12 Eylül'de yapılan referandumda sadece 80 darbesiyle değil 28 Şubat ve 27 Nisan ile de hesaplaşılması gerektiğini vurgulayan Kurtulmuş, geçmişle tam bir hesaplaşmanın yapılması gerektiğinin altını çizdi. Yeni Anayasa değişiklik çalışmalarında üzerlerine düşen görevi karşılıksız yerine getirmeye hazır olduklarını anlatan Kurtulmuş, mutabakat ve diyalog zemininin sürekli açık tutulması gerektiğini belirtti. Silahların ve terörün gölgesinde siyasetin olamayacağını vurgulayan Kurtulmuş, Kürt sorununun çözülmesini de istedi.
"YENİ ANAYASA PLATFORMU ÇALIŞACAK"
Bugünden itibaren "Yeni Anayasa Platformu"nu harekete geçireceklerini dile getiren Kurtulmuş, platformun 29 Ekim Cumhuriyet Bayramı'ndan önce veya sonra ilk toplantısını yapacağını dile getirdi.
Toplantıları sadece büyükşehirlerde değil Anadolu'nun dört bir yanında oluşturulacak gruplarla da yapacaklarını anlatan Kurtulmuş, Anadolu'da ilk toplantının ise 1980 Anayasası referandumunda en yüksek 'hayır' oyu veren, son referandumda da en yüksek 'evet' oyu verenler arasında yer alan Bingöl'de yapacaklarını ifade etti.
Herkesin katkısını beklediklerini vurgulayan Kurtulmuş, bu dönemde yapılan 'Başkanlık Sistemi' tartışmalarının da demokratikleşmede 'topu taca atmak' anlamına geleceğini vurguladı. Bunun demokratikleşmeyi 'tehir etmek' anlamına geleceğine dikkat çeken Kurtulmuş, şuan bir 'Başkanlık Sistemi'yle yapılacak seçimlerde iş başına geleceklerin krallar olacağını savundu.
CHP'nin Anayasa değişikliğinin iptaline ilişkin yaptığı başvuruyu geri çekmesi, MHP'nin 12 Eylül'ü korur gibi kampanya yürütmemesi halinde daha rahat bir kampanya yürütebileceklerini dile getiren Kurtulmuş, sürecin doğru yürütülemediğini savundu.
"KUR'AN YAKMAYA İSLAM DÜNYASI SESSİZ KALDI"
Amerika'da bir rahibin açıkladığı Kur'an-ı Kerim yakma olayına da sert tepki gösteren Kurtulmuş, bunun rencide edici bir durum olduğunu vurguladı.

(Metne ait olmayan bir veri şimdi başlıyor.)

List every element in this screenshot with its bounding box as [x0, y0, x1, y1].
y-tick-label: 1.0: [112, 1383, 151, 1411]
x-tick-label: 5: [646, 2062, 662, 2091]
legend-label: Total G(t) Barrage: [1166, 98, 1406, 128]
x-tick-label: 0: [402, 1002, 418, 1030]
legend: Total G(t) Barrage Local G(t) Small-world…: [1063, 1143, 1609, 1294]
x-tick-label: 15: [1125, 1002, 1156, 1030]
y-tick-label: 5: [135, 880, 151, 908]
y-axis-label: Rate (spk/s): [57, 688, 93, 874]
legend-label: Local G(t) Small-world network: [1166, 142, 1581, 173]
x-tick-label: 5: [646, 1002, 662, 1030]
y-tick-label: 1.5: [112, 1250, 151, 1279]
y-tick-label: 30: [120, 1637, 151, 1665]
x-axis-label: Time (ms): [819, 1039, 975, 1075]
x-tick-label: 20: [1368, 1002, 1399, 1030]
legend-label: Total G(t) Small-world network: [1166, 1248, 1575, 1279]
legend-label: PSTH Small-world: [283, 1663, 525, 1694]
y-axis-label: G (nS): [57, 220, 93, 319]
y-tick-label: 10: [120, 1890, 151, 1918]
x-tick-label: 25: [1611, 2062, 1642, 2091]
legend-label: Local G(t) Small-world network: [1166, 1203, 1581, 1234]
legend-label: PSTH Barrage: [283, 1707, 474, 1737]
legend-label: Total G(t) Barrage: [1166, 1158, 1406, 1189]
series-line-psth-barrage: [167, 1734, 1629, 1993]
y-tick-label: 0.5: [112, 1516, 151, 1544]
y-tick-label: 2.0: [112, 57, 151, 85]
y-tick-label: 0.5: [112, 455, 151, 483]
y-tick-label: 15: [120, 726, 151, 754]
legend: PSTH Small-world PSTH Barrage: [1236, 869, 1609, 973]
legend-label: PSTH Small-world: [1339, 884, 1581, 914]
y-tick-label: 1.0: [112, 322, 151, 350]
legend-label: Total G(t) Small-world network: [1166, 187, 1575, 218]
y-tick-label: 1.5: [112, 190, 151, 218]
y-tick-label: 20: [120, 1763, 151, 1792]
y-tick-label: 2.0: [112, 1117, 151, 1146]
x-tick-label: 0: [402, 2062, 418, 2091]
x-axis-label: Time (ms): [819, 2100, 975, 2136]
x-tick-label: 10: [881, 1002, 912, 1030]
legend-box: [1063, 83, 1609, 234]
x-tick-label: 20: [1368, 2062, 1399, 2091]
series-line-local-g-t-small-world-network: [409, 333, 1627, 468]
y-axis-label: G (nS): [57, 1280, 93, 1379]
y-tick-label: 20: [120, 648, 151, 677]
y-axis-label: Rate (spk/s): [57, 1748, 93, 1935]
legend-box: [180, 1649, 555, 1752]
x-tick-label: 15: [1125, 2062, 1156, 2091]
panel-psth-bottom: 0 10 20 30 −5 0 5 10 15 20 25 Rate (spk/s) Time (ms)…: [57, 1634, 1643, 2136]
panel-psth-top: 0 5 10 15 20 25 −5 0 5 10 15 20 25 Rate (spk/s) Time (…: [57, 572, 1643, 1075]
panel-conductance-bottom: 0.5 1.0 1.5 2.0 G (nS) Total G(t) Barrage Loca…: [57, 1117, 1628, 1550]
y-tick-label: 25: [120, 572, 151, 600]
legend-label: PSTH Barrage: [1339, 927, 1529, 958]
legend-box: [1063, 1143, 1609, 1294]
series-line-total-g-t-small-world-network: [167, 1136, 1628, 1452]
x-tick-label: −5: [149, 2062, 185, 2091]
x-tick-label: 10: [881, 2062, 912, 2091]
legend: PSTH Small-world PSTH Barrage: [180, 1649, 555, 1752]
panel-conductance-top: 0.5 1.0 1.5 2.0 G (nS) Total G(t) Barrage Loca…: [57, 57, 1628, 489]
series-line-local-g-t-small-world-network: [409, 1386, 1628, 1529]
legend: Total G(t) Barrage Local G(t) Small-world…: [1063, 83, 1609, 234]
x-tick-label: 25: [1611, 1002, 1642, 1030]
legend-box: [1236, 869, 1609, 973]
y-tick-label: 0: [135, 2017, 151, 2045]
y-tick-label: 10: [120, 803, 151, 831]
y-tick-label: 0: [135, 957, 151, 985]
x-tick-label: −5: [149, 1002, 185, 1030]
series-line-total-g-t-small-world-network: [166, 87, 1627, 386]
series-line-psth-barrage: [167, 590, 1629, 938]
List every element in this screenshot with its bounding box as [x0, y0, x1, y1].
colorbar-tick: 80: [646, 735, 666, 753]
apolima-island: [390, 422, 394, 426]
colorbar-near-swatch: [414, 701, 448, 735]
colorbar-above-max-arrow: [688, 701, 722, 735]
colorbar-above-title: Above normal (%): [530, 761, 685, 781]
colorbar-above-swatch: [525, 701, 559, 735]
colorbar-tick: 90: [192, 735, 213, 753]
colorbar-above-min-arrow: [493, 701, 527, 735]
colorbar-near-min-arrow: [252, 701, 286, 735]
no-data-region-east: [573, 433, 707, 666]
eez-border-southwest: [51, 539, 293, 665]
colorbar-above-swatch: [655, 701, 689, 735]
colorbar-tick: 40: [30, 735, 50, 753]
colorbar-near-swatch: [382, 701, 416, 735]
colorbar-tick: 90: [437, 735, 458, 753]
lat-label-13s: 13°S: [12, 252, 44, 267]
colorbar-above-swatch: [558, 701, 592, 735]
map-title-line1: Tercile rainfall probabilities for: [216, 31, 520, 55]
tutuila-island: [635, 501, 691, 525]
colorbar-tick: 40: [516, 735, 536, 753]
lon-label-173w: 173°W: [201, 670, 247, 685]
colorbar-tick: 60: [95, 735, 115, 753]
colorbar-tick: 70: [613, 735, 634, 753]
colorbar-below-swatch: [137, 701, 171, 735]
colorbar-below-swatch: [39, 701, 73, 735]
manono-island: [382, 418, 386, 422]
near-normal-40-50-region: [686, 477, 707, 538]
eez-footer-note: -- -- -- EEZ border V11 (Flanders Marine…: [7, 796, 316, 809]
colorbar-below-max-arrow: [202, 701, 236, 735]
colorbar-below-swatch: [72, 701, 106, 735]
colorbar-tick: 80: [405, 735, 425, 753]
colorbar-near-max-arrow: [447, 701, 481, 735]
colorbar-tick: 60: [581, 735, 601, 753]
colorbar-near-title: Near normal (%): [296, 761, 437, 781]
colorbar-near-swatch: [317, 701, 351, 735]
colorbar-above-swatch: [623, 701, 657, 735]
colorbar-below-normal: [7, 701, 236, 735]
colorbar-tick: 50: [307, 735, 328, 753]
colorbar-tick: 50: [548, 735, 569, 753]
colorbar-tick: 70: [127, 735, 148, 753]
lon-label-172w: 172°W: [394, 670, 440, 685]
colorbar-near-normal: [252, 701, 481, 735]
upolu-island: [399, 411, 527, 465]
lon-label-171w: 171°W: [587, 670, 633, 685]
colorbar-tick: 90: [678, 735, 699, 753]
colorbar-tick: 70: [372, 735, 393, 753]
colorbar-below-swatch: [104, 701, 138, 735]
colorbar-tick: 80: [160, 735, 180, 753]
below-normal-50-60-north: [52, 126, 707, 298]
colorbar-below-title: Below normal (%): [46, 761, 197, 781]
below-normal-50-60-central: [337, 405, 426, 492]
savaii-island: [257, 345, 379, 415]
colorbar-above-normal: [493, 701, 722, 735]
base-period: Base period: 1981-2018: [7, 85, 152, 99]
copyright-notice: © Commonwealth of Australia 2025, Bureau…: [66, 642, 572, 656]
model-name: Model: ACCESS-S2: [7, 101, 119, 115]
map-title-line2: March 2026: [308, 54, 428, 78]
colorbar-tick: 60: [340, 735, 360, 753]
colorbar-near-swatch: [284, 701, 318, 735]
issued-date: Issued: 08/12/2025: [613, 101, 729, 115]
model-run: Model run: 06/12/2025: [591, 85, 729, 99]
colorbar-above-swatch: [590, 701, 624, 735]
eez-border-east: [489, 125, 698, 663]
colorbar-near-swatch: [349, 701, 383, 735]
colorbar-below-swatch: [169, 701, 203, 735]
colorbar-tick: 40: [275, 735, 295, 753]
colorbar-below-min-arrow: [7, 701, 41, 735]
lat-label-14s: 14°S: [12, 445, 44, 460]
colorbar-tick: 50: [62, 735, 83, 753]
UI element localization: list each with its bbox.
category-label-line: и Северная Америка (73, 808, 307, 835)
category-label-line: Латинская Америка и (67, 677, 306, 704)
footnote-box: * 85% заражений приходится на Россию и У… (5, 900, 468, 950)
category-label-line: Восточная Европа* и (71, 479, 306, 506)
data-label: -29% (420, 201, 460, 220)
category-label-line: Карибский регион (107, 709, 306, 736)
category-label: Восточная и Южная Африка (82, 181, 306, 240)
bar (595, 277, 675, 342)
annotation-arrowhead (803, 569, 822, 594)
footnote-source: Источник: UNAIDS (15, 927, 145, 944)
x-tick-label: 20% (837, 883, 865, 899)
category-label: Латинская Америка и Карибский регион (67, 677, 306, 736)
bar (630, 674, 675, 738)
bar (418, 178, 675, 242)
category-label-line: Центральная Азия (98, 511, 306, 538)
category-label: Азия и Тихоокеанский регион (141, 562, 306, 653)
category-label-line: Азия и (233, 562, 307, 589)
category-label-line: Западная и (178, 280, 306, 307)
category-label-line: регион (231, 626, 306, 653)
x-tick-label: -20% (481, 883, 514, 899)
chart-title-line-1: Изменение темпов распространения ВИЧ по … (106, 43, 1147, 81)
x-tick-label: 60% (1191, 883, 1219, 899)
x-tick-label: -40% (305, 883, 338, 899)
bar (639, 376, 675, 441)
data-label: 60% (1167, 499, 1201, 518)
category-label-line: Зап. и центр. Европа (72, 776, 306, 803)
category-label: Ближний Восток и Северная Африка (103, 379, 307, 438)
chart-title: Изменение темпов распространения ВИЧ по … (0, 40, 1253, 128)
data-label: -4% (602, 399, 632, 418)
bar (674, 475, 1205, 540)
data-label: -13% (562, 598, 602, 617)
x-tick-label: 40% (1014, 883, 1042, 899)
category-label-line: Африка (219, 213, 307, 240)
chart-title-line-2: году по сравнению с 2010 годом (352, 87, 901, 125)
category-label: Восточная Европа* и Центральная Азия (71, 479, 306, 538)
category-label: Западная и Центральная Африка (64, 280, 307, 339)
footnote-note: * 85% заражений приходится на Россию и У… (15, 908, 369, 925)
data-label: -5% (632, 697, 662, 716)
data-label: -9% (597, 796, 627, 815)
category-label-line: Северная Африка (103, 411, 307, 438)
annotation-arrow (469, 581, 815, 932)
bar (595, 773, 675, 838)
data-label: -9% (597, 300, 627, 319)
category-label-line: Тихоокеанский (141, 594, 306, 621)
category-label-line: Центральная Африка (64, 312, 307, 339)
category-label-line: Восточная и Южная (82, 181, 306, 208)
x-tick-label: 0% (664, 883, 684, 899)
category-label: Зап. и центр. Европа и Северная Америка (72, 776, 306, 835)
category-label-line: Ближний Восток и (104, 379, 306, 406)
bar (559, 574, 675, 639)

Hadisenin "İslam karşıtlığı" uygulamalarının bir sonucu olduğuna dikkat çeken Kurtulmuş, tek bir kişinin yakmasıyla sınırlı kalan ve olayın marjinal girişim olmasının sevindirici olduğunu kaydetti.
Konuya ilişkin Amerika'nın yeterli tedbir almadığını dile getiren Kurtulmuş, ciddi tedbirler alınması ve cezalar uygulanması gerektiğini ifade etti. İslam dünyasının olaya sessiz kaldığını savunan Kurtulmuş, "İnançlarımızı çiğnetmeden, kimsenin inancına hakaret etmeden, kendi inancımıza hakaret ettirmeden bir yaklaşım sergilemeliyiz." dedi. Kurtulmuş, Türk halkının tepki göstermesini istedi.